Defendant Mitchell L. Brantley was accused of allegedly touching an unaware victim in a sexual manner. The prosecution held that the victim was “asleep, unconscious, or otherwise unaware” at the time of the uninvited sexual touching. The defense created a challenge based upon the notion that sexually touching a sleeping victim creates a different criminal definition than compared to the same touching upon an unconscious victim; the same can be said of “otherwise unaware” victims. In the creation of three separate possible criminal scenarios through its vague description of alleged occurrences, the prosecution therefore did not establish that any one crime actually happened.

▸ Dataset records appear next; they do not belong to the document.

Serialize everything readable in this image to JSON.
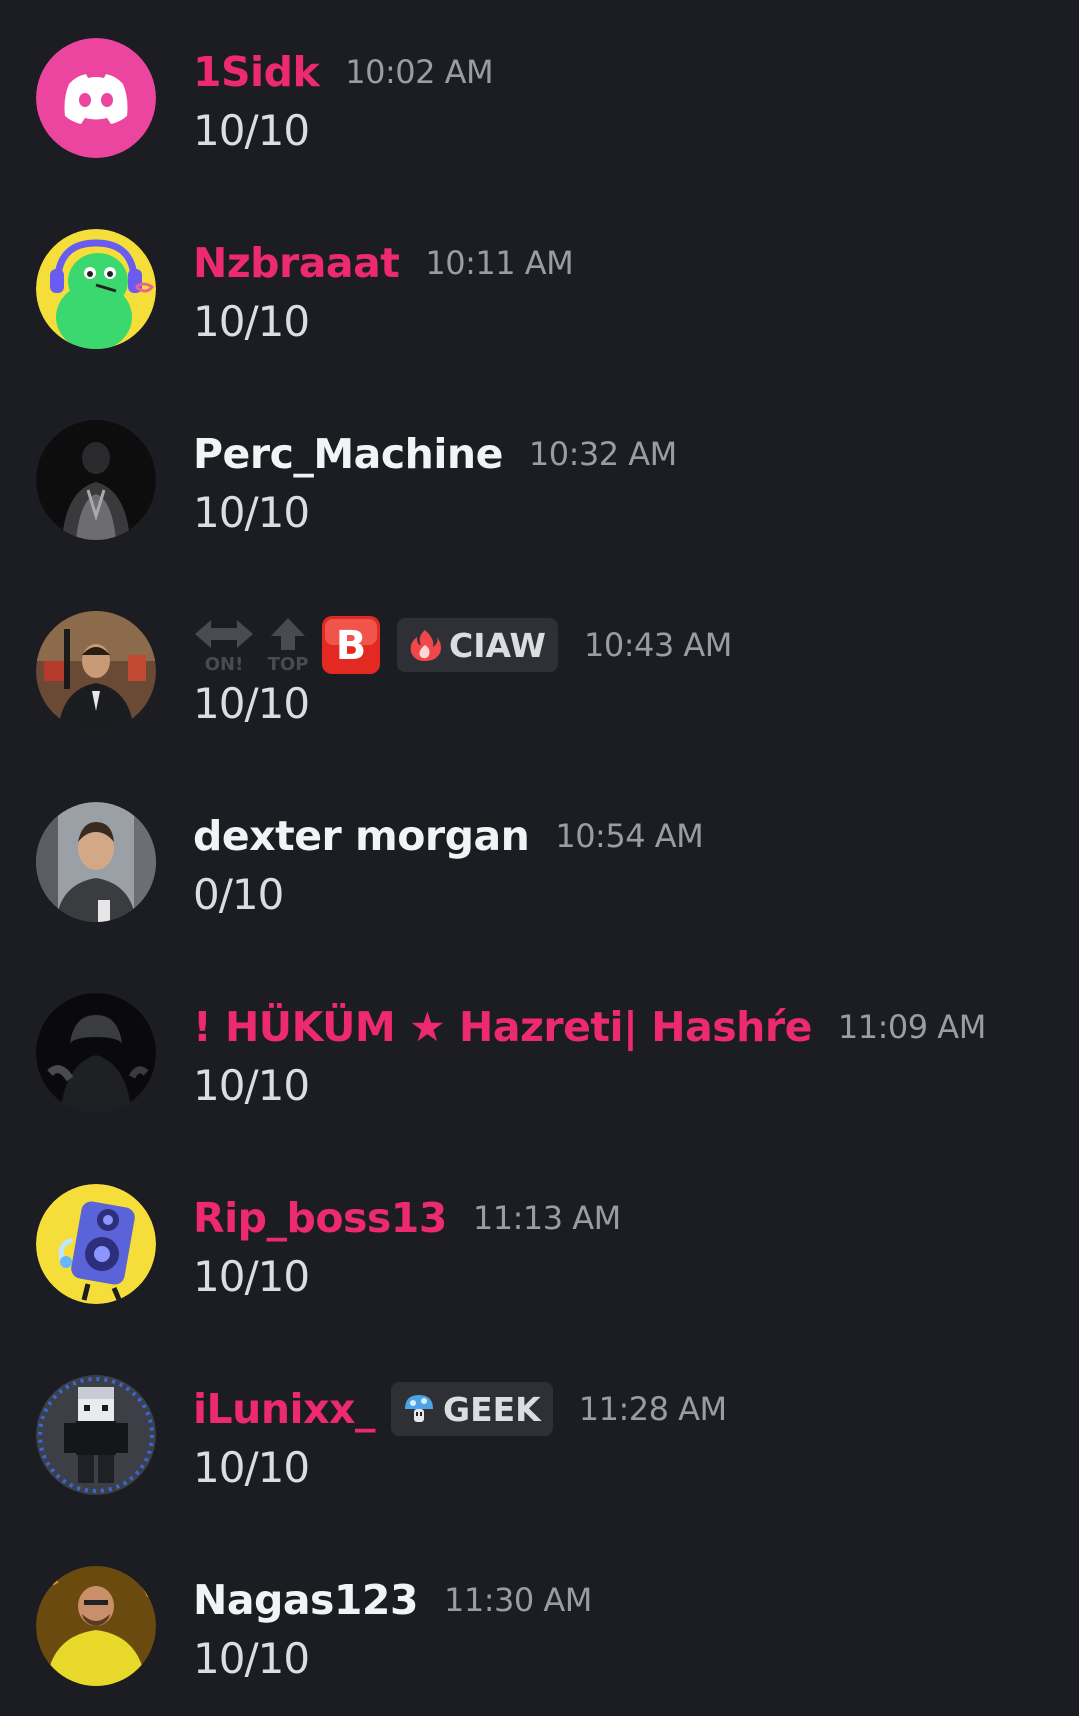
{
  "messages": [
    {
      "author": "1Sidk",
      "time": "10:02 AM",
      "content": "10/10",
      "name_color": "#ee2a6f",
      "avatar": "discord-default-avatar"
    },
    {
      "author": "Nzbraaat",
      "time": "10:11 AM",
      "content": "10/10",
      "name_color": "#ee2a6f",
      "avatar": "green-alien-headset-avatar"
    },
    {
      "author": "Perc_Machine",
      "time": "10:32 AM",
      "content": "10/10",
      "name_color": "#f2f3f5",
      "avatar": "dark-portrait-avatar"
    },
    {
      "author": "",
      "time": "10:43 AM",
      "content": "10/10",
      "name_color": "#f2f3f5",
      "avatar": "movie-scene-avatar",
      "emojis": [
        {
          "icon": "left-right-arrow-icon",
          "label": "ON!"
        },
        {
          "icon": "up-arrow-icon",
          "label": "TOP"
        },
        {
          "icon": "b-button-icon",
          "label": "B"
        }
      ],
      "tag": {
        "icon": "fire-icon",
        "label": "CIAW"
      }
    },
    {
      "author": "dexter morgan",
      "time": "10:54 AM",
      "content": "0/10",
      "name_color": "#f2f3f5",
      "avatar": "man-portrait-avatar"
    },
    {
      "author": "! HÜKÜM ★ Hazreti| Hashŕe",
      "time": "11:09 AM",
      "content": "10/10",
      "name_color": "#ee2a6f",
      "avatar": "hooded-figure-avatar"
    },
    {
      "author": "Rip_boss13",
      "time": "11:13 AM",
      "content": "10/10",
      "name_color": "#ee2a6f",
      "avatar": "blue-speaker-character-avatar"
    },
    {
      "author": "iLunixx_",
      "time": "11:28 AM",
      "content": "10/10",
      "name_color": "#ee2a6f",
      "avatar": "minecraft-skin-avatar",
      "tag": {
        "icon": "mushroom-icon",
        "label": "GEEK"
      }
    },
    {
      "author": "Nagas123",
      "time": "11:30 AM",
      "content": "10/10",
      "name_color": "#f2f3f5",
      "avatar": "yellow-suit-man-avatar"
    }
  ]
}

The CAAF agreed with the challenge. In citing both United States v. Sager and Article 120(b), it maintained that the prosecution had created three different and unique criminal theories, each one that could have led to conviction, but that a conviction could not be justly reached while all three were considered simultaneously or as one. Due to the insufficiency creating by the prosecution’s own descriptions, the case has been remanded. It will require new review for validity.
The CAAF decision represents an interesting cornerstone in military criminal law, and perhaps criminal defense cases outside of the military as well. In describing a criminal act and bringing it forth to charges and then conviction, there is a burden on the prosecution to use correct and precise language, a burden equivalent to its own burden to prove the defendant guilty beyond a reasonable doubt.